Outside of Aecom, Burke recently assumed the chairman’s post of the U.S. Business Roundtable’s infrastructure committee.

That committee had input on the recent infrastructure plan put forward by President Donald Trump, which calls for about $200 billion in federal spending but leaves hundreds of billions of dollars more in investments up to state and local governments and the private sector.

Burke said the plan generally is the right approach.

“The size of the investment needed – at well over $1 trillion – is bigger than government’s ability to pay,” Burke said. “But there are large pools of capital in pensions and sovereign wealth funds just waiting to put capital into infrastructure projects.”

Aecom stands to be a big beneficiary of the infrastructure plan, as long as that plan retains its heavy focus on private sector investment.

Children’s needs

Away from work, Burke often can be found on the golf course or the ski slopes or spending time with his wife, Joan, and their two children.
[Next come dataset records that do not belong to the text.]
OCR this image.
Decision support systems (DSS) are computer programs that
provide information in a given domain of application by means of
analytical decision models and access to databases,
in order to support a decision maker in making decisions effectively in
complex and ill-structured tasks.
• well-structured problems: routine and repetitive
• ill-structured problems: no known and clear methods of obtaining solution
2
He also serves on the board of the Southern California chapter of Children’s Bureau, which provides child abuse prevention and treatment services to at-risk children.

Jacqueline Meek, chief development officer for the chapter, said Burke got involved several years ago through its annual golf event.

“He cares deeply about helping the children: he participates in meetings and is active in committees,” Meek said. “I get responses back directly from Mike, not one of his assistants.”

Meek tells the story of how Burke – recovering from recent surgery – showed up two years ago in a leg cast at the charity’s annual carnival at the Santa Monica Pier.

“It can’t have been easy for him in that cast spending hours there walking on the uneven railroad ties of that pier and meeting and greeting everyone. That just demonstrates the level of commitment he has.”